The Slatest
It’s the last week before the election that will resolve everything or nothing about Brexit. Here’s what you need to know before you unwind over the weekend with some Greek poetry and quadratic equations.
This week in polls: As they have for the entirety of the election, Prime Minister Boris Johnson’s Conservatives are holding a roughly 10-point lead over Jeremy Corbyn’s Labour in the polls, with support for both of the main parties steadily increasing.
Right now, the Conservatives look very likely to win the most seats. Given that all the other parties are opposed to his Brexit deal, or opposed to Brexit altogether, Johnson will still need an overall majority to “get Brexit done,” as he has promised. It’s possible he’ll get it, though far from assured.
This week in Tories: Johnson spent much of the week seemingly trying to avoid Donald Trump at this week’s NATO summit in London. (He didn’t entirely succeed.) On the campaign trail, he’s been laser-focused on his pledge to finalize Brexit by the end of January and secure a new trade deal with the EU by the end of next year. The first pledge will be easy if Johnson can secure an overall majority. The second will be tougher.

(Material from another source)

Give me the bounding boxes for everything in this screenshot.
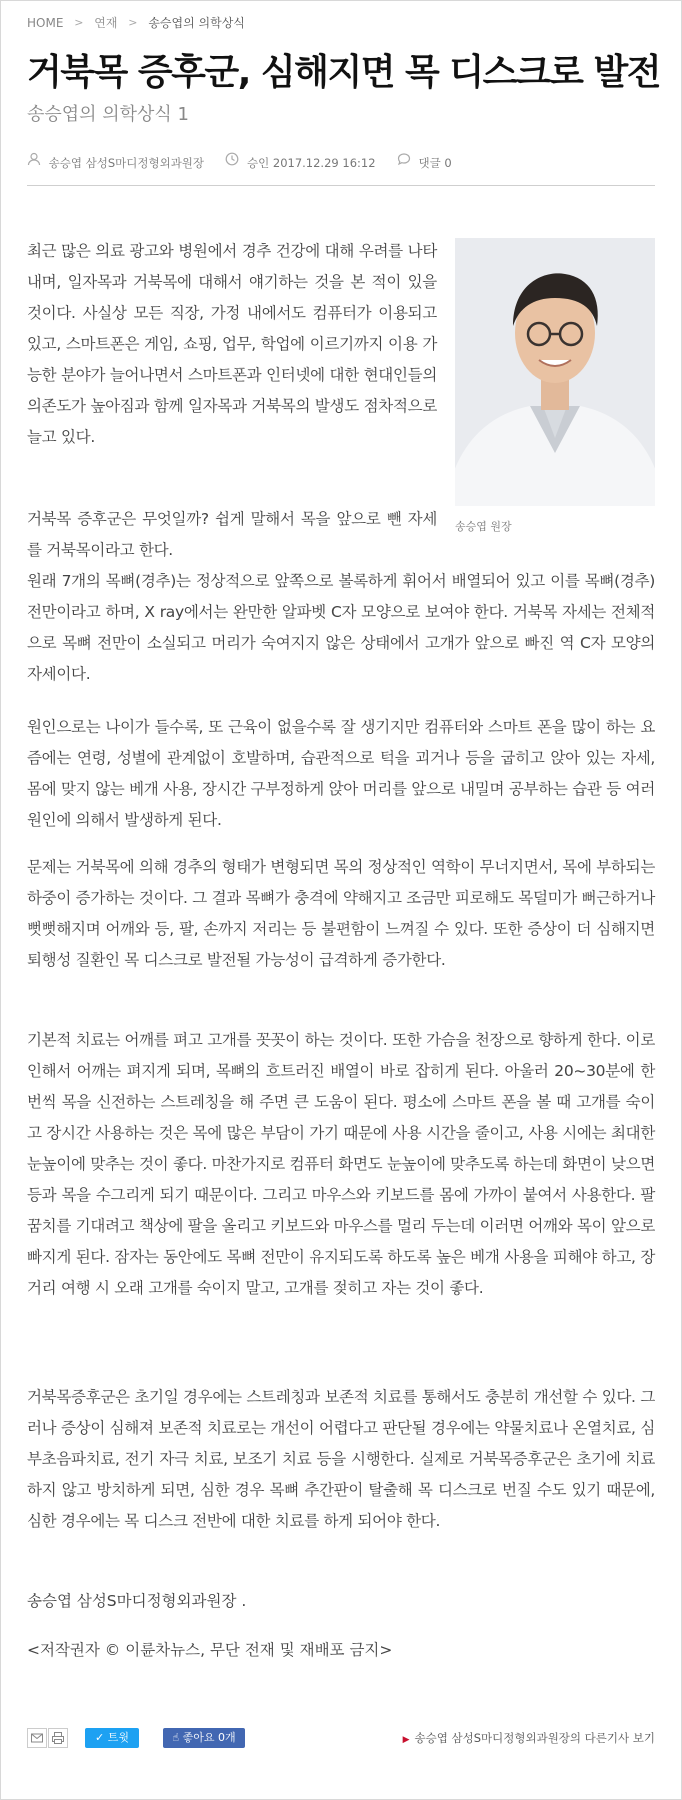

To avoid unforced errors and maintain a comfortable lead, Johnson has avoided several debate opportunities—including a climate change forum where he was represented by a melting block of ice—and was this week called out by Andrew Neil, a notoriously tough BBC interviewer who has grilled some of the other candidates, for declining to appear on his show.
Johnson will be appearing in a second head-to-head debate with Corbyn on Friday night.

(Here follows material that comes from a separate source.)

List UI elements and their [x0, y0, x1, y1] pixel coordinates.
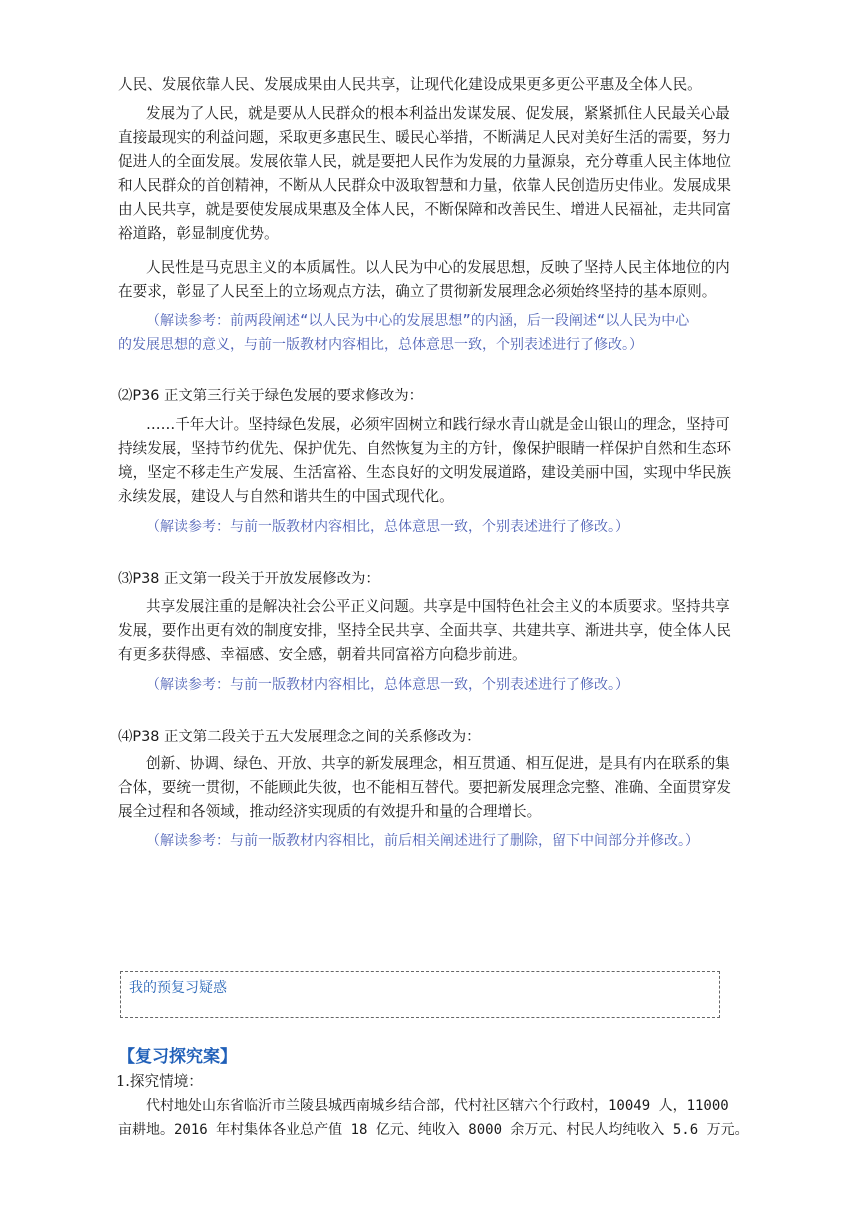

Not helping matters: A senior British diplomat in the U.S. quit this week, saying could no longer “peddle half-truths” about Brexit.
This week in Labour: Things get a bit confusing when Corbyn talks about his own Brexit plan. The Labour leader wants to negotiate a new, softer Brexit deal, then put that deal up against “Remain” in a new referendum, during which he will remain neutral.
He’s more effective when highlighting aspects of Johnson’s deal that the prime minister would rather not discuss, including the question of whether there will be customs checks between Britain and Northern Ireland and the specter of U.S. firms playing a greater role in the National Health Service and raising prices.
Why haven’t these attacks gained Labour more traction? In part because Corbyn himself remains deeply unpopular and continues to have trouble fending off charges that he has abetted anti-Semitism in his party.
This week in former PMs: In a sign of just how divided the major parties have become in the age of Brexit, both former Conservative Prime Minister John Major and former Labour Prime Minister Tony Blair are urging voters to vote tactically to create a hung Parliament rather than endorsing their own parties.
This week in the Brexit Party: Three members of the European Parliament representing Nigel Farage’s Brexit Party quit this week to back the Tories, arguing that splitting the pro-Brexit vote risked delivering victory to the Remainers. The Brexit Party had already agreed not to contest seats held by Conservative incumbents, so it looks like the party’s not going to end up being much of a factor.
This week in the Remain Alliance: The chances of an overall Labour majority look vanishingly small at the moment, but a hung Parliament is quite possible. If that happens, much of the attention is going to focus on two smaller parties: the Liberal Democrats and the Scottish National Party.
The Lib Dems, whose popularity never recovered from their past support of David Cameron’s austerity measures, have worked to reinvent themselves as the unambiguous anti-Brexit party under their 39-year-old leader Jo Swinson.
Swinson talked a big game early on in the election about winning “hundreds of seats” and promising to revoke Brexit altogether if the Lib Dems won a majority. Polling at around 13 percent, reality has started to set in, and now they talk about creating a hung Parliament in order to force a new referendum.
Led by Scottish First Minister Nicola Sturgeon—who is not a candidate for the U.K. Parliament—the Scottish National Party also wants a new Brexit referendum, as well as a new referendum on Scottish independence. (Scots voted against independence in a 2014 referendum, but one or two things have changed since then.) The SNP is expected to dominate in Scotland and pick up several seats.
Either Swinson, Sturgeon, or both could play the role of kingmaker in a hung Parliament, but it’s not totally obvious how this would happen. A Labour-SNP coalition might make the most sense ideologically, except that Corbyn has ruled out a Scottish referendum. Swinson has declared both a Scottish referendum and Corbyn as prime minister to be unacceptable. The Lib Dems’ deputy leader has suggested the party could support a Conservative-led government in exchange for a new referendum, but would Johnson accept that?
We’ll know more once the votes are counted, but it does look like these two Scottish women might end up being Remainers’ last hope.